Die Männerportraits gefielen Lisa besser. Die etwas groben und geröteten Gesichter wirkten auf sie freundlicher und lebendiger und Lisa fragte sich, wie wohl der Sohn aussehen mochte. Während sie sich hin- und herdrehte, lächelte sie ihrem Spiegelbild zu. Ihr kam eine Idee. Unter ihrem Kleid trug auch sie an einer Silberkette ein kleines Kreuz. Sie zog es heraus und platzierte es genau in die Mitte über ihren kleinen Brüsten. Der blaue Kittel verschwand und sie sah nur noch das Kreuz und ihr Gesicht. Sie versuchte, so ernst zu blicken, wie die Frauen über ihr, aber es gelang ihr nicht. Sie musste lachen und fuhr zum letzten Mal mit dem Lappen über das Glas des Spiegels.
Josef, der Sohn, war in der Nacht zurückgekommen. Die Köchin sagte es ihr am Morgen.
Lisa vergaß die Kartoffeln, die in einer Schüssel in ihrem Schoß lagen. Viele Fragen gingen ihr durch den Kopf, aber sie wusste, dass sie die besser für sich behielte und die Köchin nicht damit nervte.
Etwas musste sie aber doch wissen: „Wie alt ist der eigentlich?“
„Ich glaube, siebzehn … Oder schon achtzehn? Auf jeden Fall war er noch auf dem Gymnasium. Natürlich, bevor er sich gemeldet hat.“ Die Köchin hob den Kopf und grinste schräg: „Fürs Vaterland. Sie mussten ja auch noch den letzten Alten und die ganz Jungen holen.“
„Musste er denn wirklich gehen?“
„Ich weiß nicht, aber die waren ja alle wie verrückt. Die dachten, dass wäre der Endkampf und auf sie würde es jetzt ankommen. Fürs Vaterland“, wiederholte sie und zuckte mit den Schultern. Sie schüttelte den Kopf und wandte sich dem Herd zu.
Während Lisa mit dem Schälen fortfuhr, dachte sie an den Winter und das Frühjahr. Es war lange kalt und regnerisch gewesen und der Rhein hatte die gesamte Niederung überflutet. Alle Keller liefen voll und man konnte nicht über den Hof gehen, ohne dass die Füße im Schlamm versanken und die Schuhe von der nassen Erde schwerer und schwerer wurden.
„Wo ist der Josef eigentlich gewesen?“, fragte sie, als sie der Köchin die geschälten Kartoffeln reichte.
„Keine Ahnung, aber die wurden meistens irgendwo in die Nähe gebracht.
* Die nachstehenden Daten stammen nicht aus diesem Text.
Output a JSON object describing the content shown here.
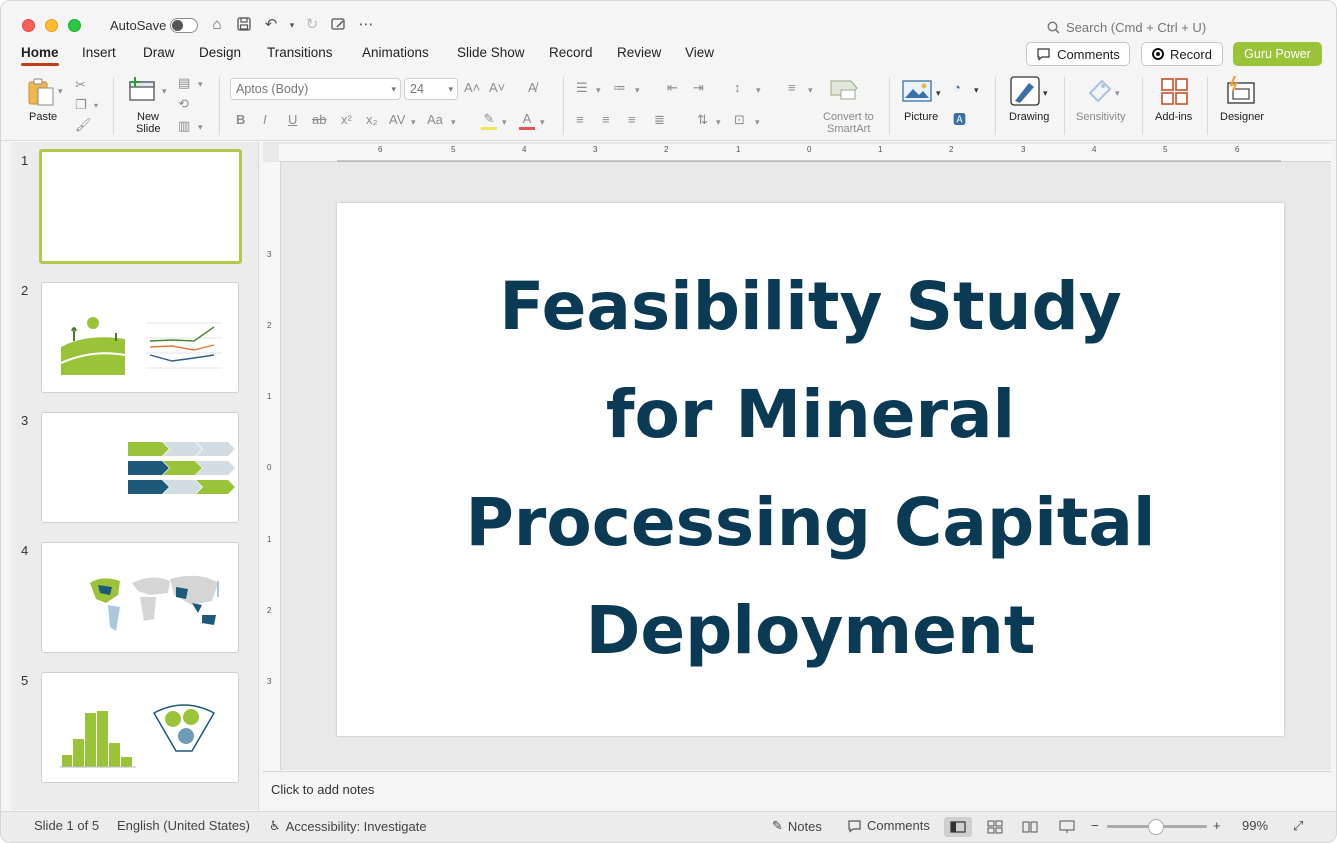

Vielleicht war er im Reichswald oder in Wesel, da war ja noch lange was los. Viele Engländer und Amerikaner sollen gefallen sein, aber auch viele Deutsche. Der Josef hat Glück gehabt, dass ihm nichts passiert ist. Der Jakob vom Nachbarn hat’s nicht geschafft.“
Gott sei Dank, dachte Lisa, dass der Krieg nun zu Ende war. Sie erinnerte sich daran, dass die Mutter und die Tante immer auf Post gewartet hatten. Und dann waren in einer Woche beide Briefe gekommen.
„So, jetzt aber weiter.“ Die Köchin stellte ihr die Schüssel mit den langen grünen Bohnen hin. „Der Junge soll doch was Richtiges zu essen bekommen. Der ist ziemlich vom Fleisch gefallen."
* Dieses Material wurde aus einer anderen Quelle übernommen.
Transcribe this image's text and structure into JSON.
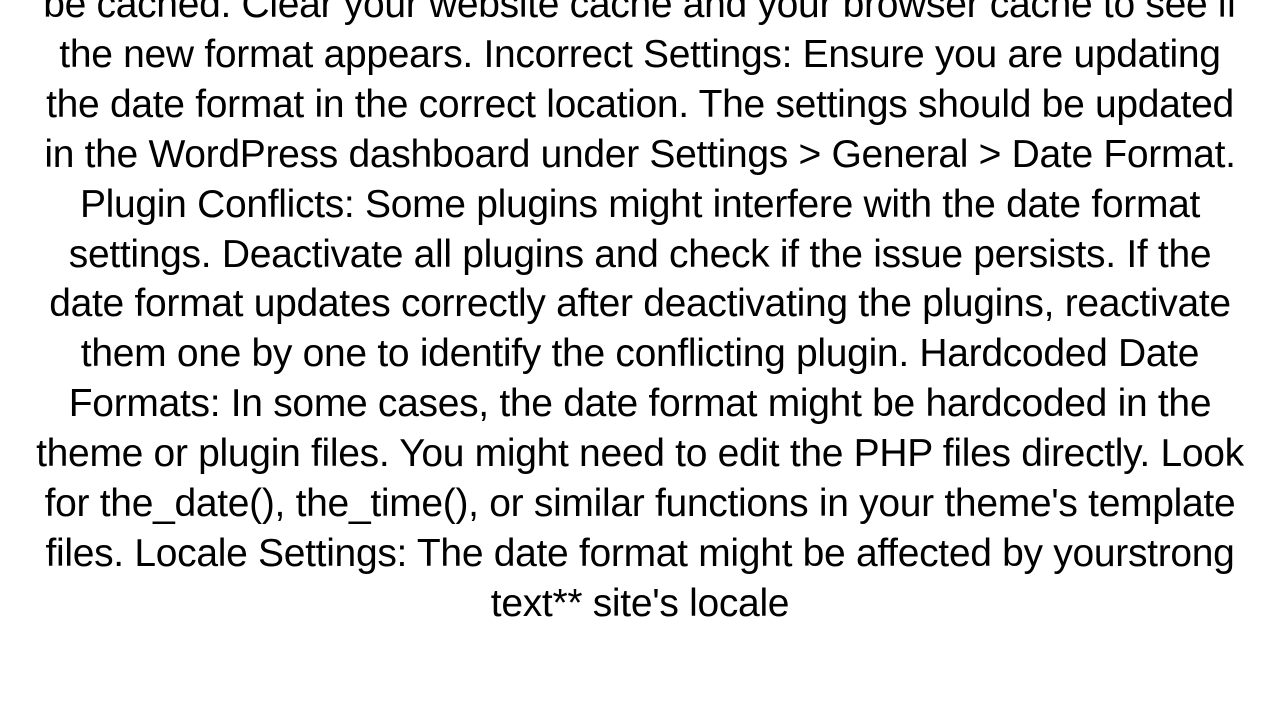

Josef kam selten in die Küche. Immer nur kurz, meist um etwas zu holen, was ihm seine Mutter aufgetragen hatte. Die Köchin versuchte ihn dann mit irgendwelchen Belanglosigkeiten aufzuhalten, aber er reagierte nur wortkarg und sah an allen vorbei.
„Der Junge hat sich verändert“, sagte die Köchin. „Der ist erwachsen geworden.“ Sie schaute nachdenklich zur Tür, durch die Josef gerade wieder einmal verschwunden war. „Und auch irgendwie komisch.“
Lisa hatte ihn aus den Augenwinkeln betrachtet. Er war größer als sie und sehr schlank. Sie fand, dass er gut aussah, aber zarter und blasser als die Männer auf den Bildern. Sie hätte es gerne gehabt, wenn er sie einmal angeschaut hätte.
Ende August war Kirmes. Die erste nach dem Krieg. Nur wenige Schausteller waren ins Dorf gekommen, doch es gab wieder ein Zelt. Vor dem Krieg hatte das Gutsherrenpaar zu den Leuten im Dorf gehört, die mit dem Pfarrer am langen Tisch neben der Tanzfläche sitzen durften. Auch jetzt gab es wieder diesen besonderen Tisch und man hatte die Hausherrin gefragt, ob sie kommen würde. Die Trauerzeit war lange vorbei und sie hatte zugesagt. Ihr Sohn würde sie begleiten. Lisa war mit ihren fünfzehn Jahren noch zu jung, hatte aber den Tag frei bekommen und war am Morgen über die Felder nach Hause ins Dorf gewandert. Gegen Abend kehrte sie zurück. Die Köchin, die auch zum Zelt wollte, hatte ihr aufgetragen, sich um ein paar kalte Platten zu kümmern, damit alle etwas zu essen hätten, wenn sie vom Feiern zurückkehrten.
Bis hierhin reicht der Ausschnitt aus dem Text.